Es necesario —o no necesario, pero sí recomendable— contextualizar mínimamente la historia. La estatua de Felipe III se construyó en Florencia en 1616, fue obra de Juan de Bolonia y de Pietro Taca y se hizo con hierro fundido. Fue trasladada a Madrid y figuró solemnemente en el palacio de los Vargas en la Casa de Campo hasta 1848. Luego, Mesonero Romanos la trasladó a la plaza Mayor y como consecuencia de sus implicaciones simbólicas, durante la I República estuvo resguardada en un almacén. Al acabar, se sacó a la calle, se puso en la plaza Mayor y hasta hoy.

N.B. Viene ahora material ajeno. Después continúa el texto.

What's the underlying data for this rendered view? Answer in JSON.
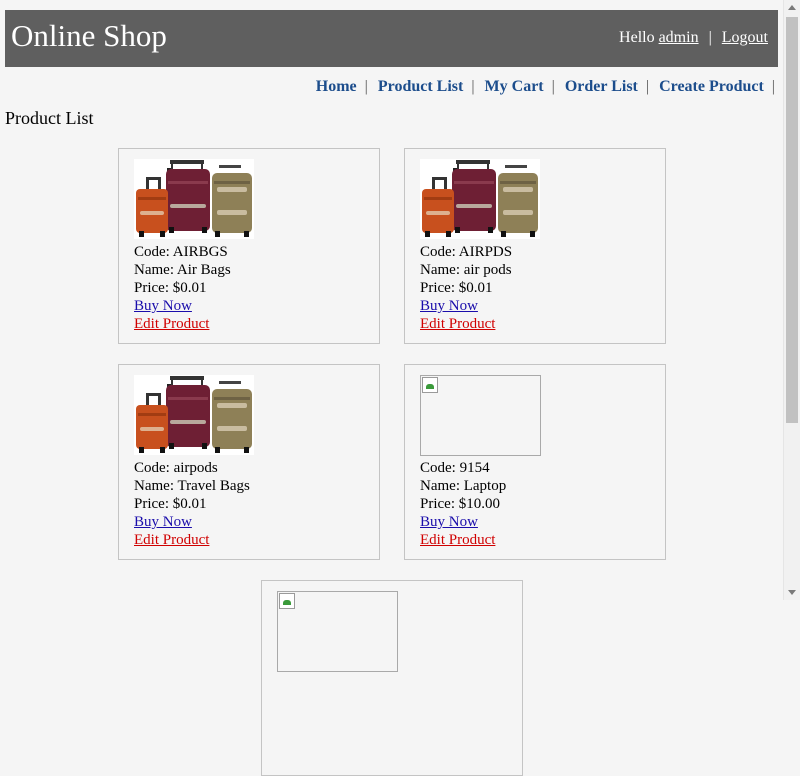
{
  "header": {
    "title": "Online Shop",
    "greeting": "Hello",
    "username": "admin",
    "separator": "|",
    "logout": "Logout"
  },
  "menu": {
    "items": [
      {
        "label": "Home"
      },
      {
        "label": "Product List"
      },
      {
        "label": "My Cart"
      },
      {
        "label": "Order List"
      },
      {
        "label": "Create Product"
      }
    ],
    "separator": "|"
  },
  "page_heading": "Product List",
  "products": [
    {
      "code_text": "Code: AIRBGS",
      "name_text": "Name: Air Bags",
      "price_text": "Price: $0.01",
      "buy": "Buy Now",
      "edit": "Edit Product",
      "image": "luggage-set"
    },
    {
      "code_text": "Code: AIRPDS",
      "name_text": "Name: air pods",
      "price_text": "Price: $0.01",
      "buy": "Buy Now",
      "edit": "Edit Product",
      "image": "luggage-set"
    },
    {
      "code_text": "Code: airpods",
      "name_text": "Name: Travel Bags",
      "price_text": "Price: $0.01",
      "buy": "Buy Now",
      "edit": "Edit Product",
      "image": "luggage-set"
    },
    {
      "code_text": "Code: 9154",
      "name_text": "Name: Laptop",
      "price_text": "Price: $10.00",
      "buy": "Buy Now",
      "edit": "Edit Product",
      "image": "broken-image"
    },
    {
      "image": "broken-image"
    }
  ],
  "colors": {
    "header_bg": "#5f5f5f",
    "menu_link": "#1c4d8c",
    "buy_link": "#1a0dab",
    "edit_link": "#d00000",
    "page_bg": "#f5f5f5"
  }
}
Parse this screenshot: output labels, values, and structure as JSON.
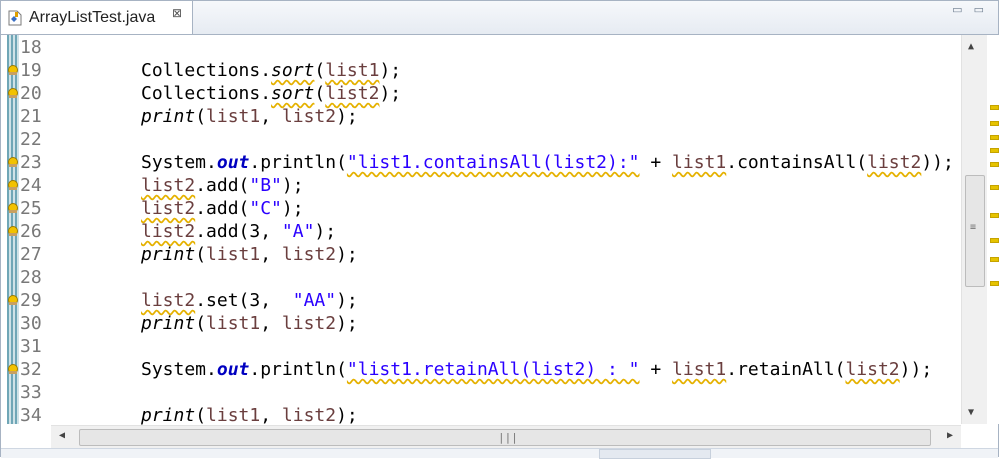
{
  "tab": {
    "filename": "ArrayListTest.java",
    "close_glyph": "⊠"
  },
  "window_buttons": "▭ ▭",
  "lines": [
    {
      "n": "18",
      "warn": false,
      "code": []
    },
    {
      "n": "19",
      "warn": true,
      "code": [
        [
          "Collections.",
          ""
        ],
        [
          "sort",
          "it"
        ],
        [
          "(",
          ""
        ],
        [
          "list1",
          "var"
        ],
        [
          ");",
          ""
        ]
      ]
    },
    {
      "n": "20",
      "warn": true,
      "code": [
        [
          "Collections.",
          ""
        ],
        [
          "sort",
          "it"
        ],
        [
          "(",
          ""
        ],
        [
          "list2",
          "var"
        ],
        [
          ");",
          ""
        ]
      ]
    },
    {
      "n": "21",
      "warn": false,
      "code": [
        [
          "print",
          "it"
        ],
        [
          "(",
          ""
        ],
        [
          "list1",
          "var"
        ],
        [
          ", ",
          ""
        ],
        [
          "list2",
          "var"
        ],
        [
          ");",
          ""
        ]
      ]
    },
    {
      "n": "22",
      "warn": false,
      "code": []
    },
    {
      "n": "23",
      "warn": true,
      "code": [
        [
          "System.",
          ""
        ],
        [
          "out",
          "fld"
        ],
        [
          ".println(",
          ""
        ],
        [
          "\"list1.containsAll(list2):\"",
          "str"
        ],
        [
          " + ",
          ""
        ],
        [
          "list1",
          "var"
        ],
        [
          ".containsAll(",
          ""
        ],
        [
          "list2",
          "var"
        ],
        [
          "));",
          ""
        ]
      ]
    },
    {
      "n": "24",
      "warn": true,
      "code": [
        [
          "list2",
          "var"
        ],
        [
          ".add(",
          ""
        ],
        [
          "\"B\"",
          "str"
        ],
        [
          ");",
          ""
        ]
      ]
    },
    {
      "n": "25",
      "warn": true,
      "code": [
        [
          "list2",
          "var"
        ],
        [
          ".add(",
          ""
        ],
        [
          "\"C\"",
          "str"
        ],
        [
          ");",
          ""
        ]
      ]
    },
    {
      "n": "26",
      "warn": true,
      "code": [
        [
          "list2",
          "var"
        ],
        [
          ".add(3, ",
          ""
        ],
        [
          "\"A\"",
          "str"
        ],
        [
          ");",
          ""
        ]
      ]
    },
    {
      "n": "27",
      "warn": false,
      "code": [
        [
          "print",
          "it"
        ],
        [
          "(",
          ""
        ],
        [
          "list1",
          "var"
        ],
        [
          ", ",
          ""
        ],
        [
          "list2",
          "var"
        ],
        [
          ");",
          ""
        ]
      ]
    },
    {
      "n": "28",
      "warn": false,
      "code": []
    },
    {
      "n": "29",
      "warn": true,
      "code": [
        [
          "list2",
          "var"
        ],
        [
          ".set(3,  ",
          ""
        ],
        [
          "\"AA\"",
          "str"
        ],
        [
          ");",
          ""
        ]
      ]
    },
    {
      "n": "30",
      "warn": false,
      "code": [
        [
          "print",
          "it"
        ],
        [
          "(",
          ""
        ],
        [
          "list1",
          "var"
        ],
        [
          ", ",
          ""
        ],
        [
          "list2",
          "var"
        ],
        [
          ");",
          ""
        ]
      ]
    },
    {
      "n": "31",
      "warn": false,
      "code": []
    },
    {
      "n": "32",
      "warn": true,
      "code": [
        [
          "System.",
          ""
        ],
        [
          "out",
          "fld"
        ],
        [
          ".println(",
          ""
        ],
        [
          "\"list1.retainAll(list2) : \"",
          "str"
        ],
        [
          " + ",
          ""
        ],
        [
          "list1",
          "var"
        ],
        [
          ".retainAll(",
          ""
        ],
        [
          "list2",
          "var"
        ],
        [
          "));",
          ""
        ]
      ]
    },
    {
      "n": "33",
      "warn": false,
      "code": []
    },
    {
      "n": "34",
      "warn": false,
      "code": [
        [
          "print",
          "it"
        ],
        [
          "(",
          ""
        ],
        [
          "list1",
          "var"
        ],
        [
          ", ",
          ""
        ],
        [
          "list2",
          "var"
        ],
        [
          ");",
          ""
        ]
      ]
    }
  ],
  "icons": {
    "file": "java-file-icon",
    "warning": "warning-marker-icon",
    "scroll_up": "scroll-up-arrow-icon",
    "scroll_down": "scroll-down-arrow-icon",
    "scroll_left": "scroll-left-arrow-icon",
    "scroll_right": "scroll-right-arrow-icon"
  },
  "colors": {
    "string": "#2a00ff",
    "field": "#0000c0",
    "local_var": "#6a3e3e",
    "warning": "#e5b100",
    "line_number": "#787878"
  }
}
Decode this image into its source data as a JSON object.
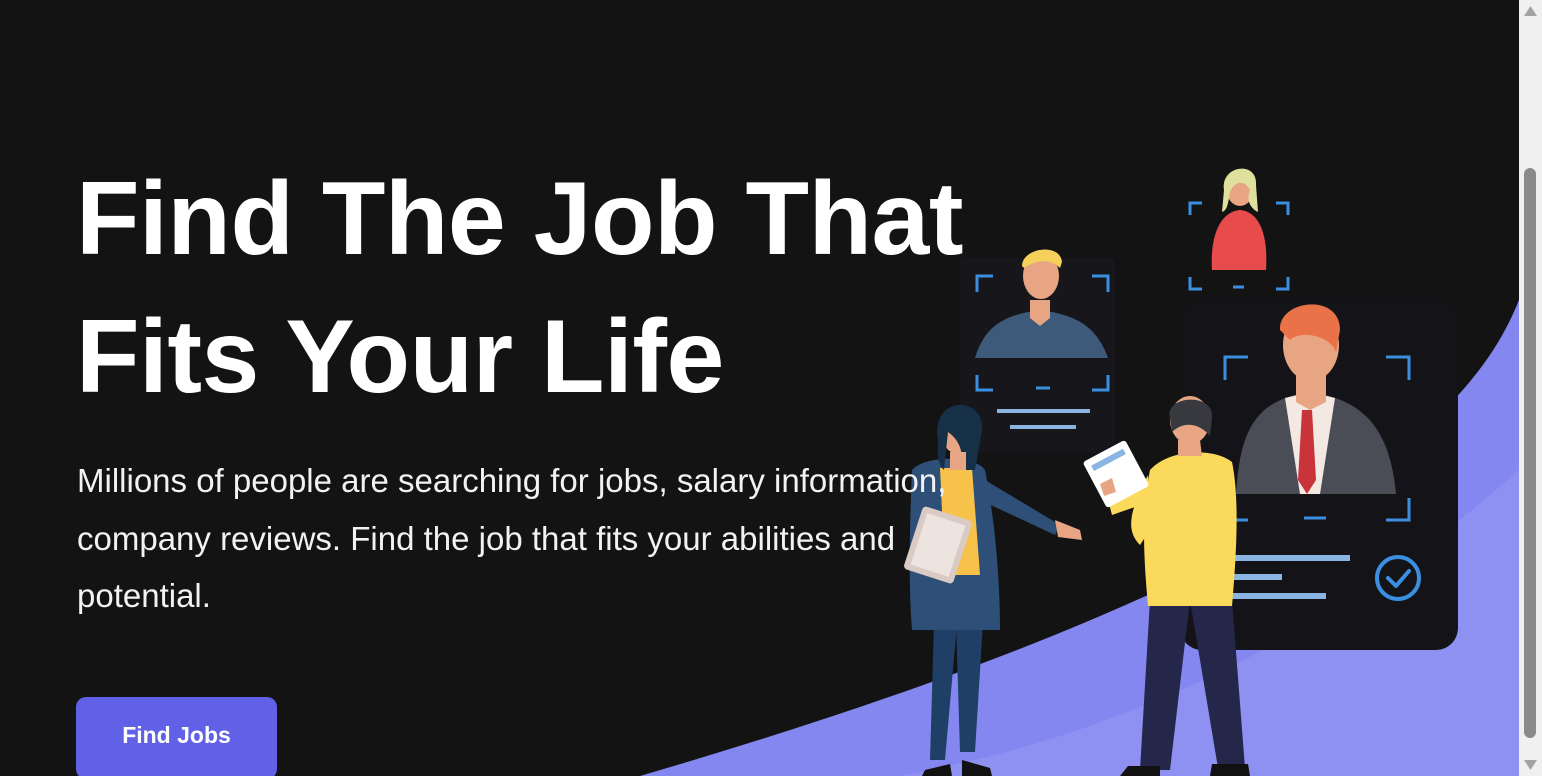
{
  "hero": {
    "title_line1": "Find The Job That",
    "title_line2": "Fits Your Life",
    "subtitle": "Millions of people are searching for jobs, salary information, company reviews. Find the job that fits your abilities and potential.",
    "cta_label": "Find Jobs"
  },
  "colors": {
    "background": "#131313",
    "accent": "#6161e8",
    "wave": "#8487f0",
    "frame_blue": "#3a8fe0"
  },
  "icons": {
    "check": "check-circle-icon",
    "scroll_up": "triangle-up-icon",
    "scroll_down": "triangle-down-icon"
  }
}
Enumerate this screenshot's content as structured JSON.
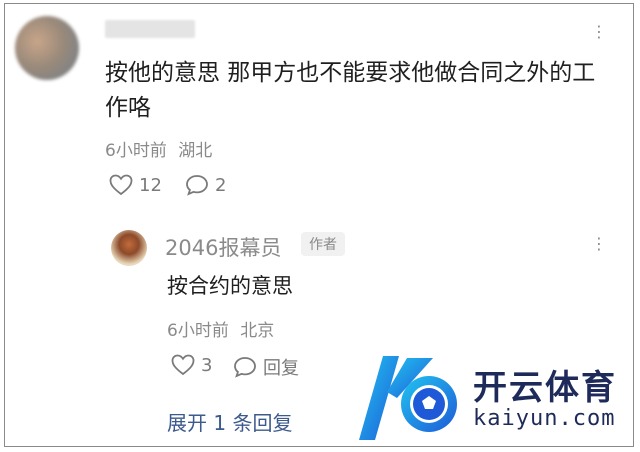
{
  "main_comment": {
    "text": "按他的意思 那甲方也不能要求他做合同之外的工作咯",
    "time": "6小时前",
    "location": "湖北",
    "likes": "12",
    "replies": "2"
  },
  "reply": {
    "username": "2046报幕员",
    "badge": "作者",
    "text": "按合约的意思",
    "time": "6小时前",
    "location": "北京",
    "likes": "3",
    "reply_label": "回复"
  },
  "expand_label": "展开 1 条回复",
  "watermark": {
    "title": "开云体育",
    "url": "kaiyun.com"
  },
  "icons": {
    "more": "more-dots-icon",
    "like": "heart-icon",
    "comment": "comment-bubble-icon",
    "logo": "kaiyun-logo-icon"
  },
  "colors": {
    "text_primary": "#1f1f1f",
    "text_secondary": "#8a8a8a",
    "link": "#3c5a8c",
    "watermark": "#1e2a5a"
  }
}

Hasta hoy, pero con un inciso relativamente hilarante, sí. En 1931, coincidiendo con el alzamiento de la II República, un ciudadano en plena catarsis y extático por la ausencia de reyes consideró buena idea meter un artefacto explosivo en la boca del caballo. Aquello, cuentan los cronistas, provocó un estallido, pero no lo suficientemente grande para mandarlo todo por los aires. El artefacto explosivo explotó e inmediatamente cientos de huesecillos llenaron el suelo de la plaza.
La incertidumbre, suponemos —esta frase es periodismo ficción—, se apoderó de los presentes: qué era eso que estaba volando por los aires. Eso que estaba volando por los aires eran huesecillos de gorriones.
El asunto es que estos pájaros de reducido tamaño se paraban a descansar en la boca del caballo y por un descuido o por cualquier otro motivo de lógica avícola, se dejaban caer por el cuello hasta reposar en el estómago de hierro. Este descenso a los estómagos hacía imposible el retorno. El gorrión estaba condenado a vivir entre los cadáveres de sus iguales. No podían salir del interior del caballo porque la estrechez del cuello impedía el aleteo animal.
Luego acabó la guerra, llegó la dictadura y alguien consideró que los gorriones madrileños ya habían sufrido lo suficiente y que lo más lógico era encomendarle a Juan Cristóbal la labor de restaurar la obra. Juan Cristóbal selló la boca y los gorriones pudieron campar a sus anchas por la plaza Mayor.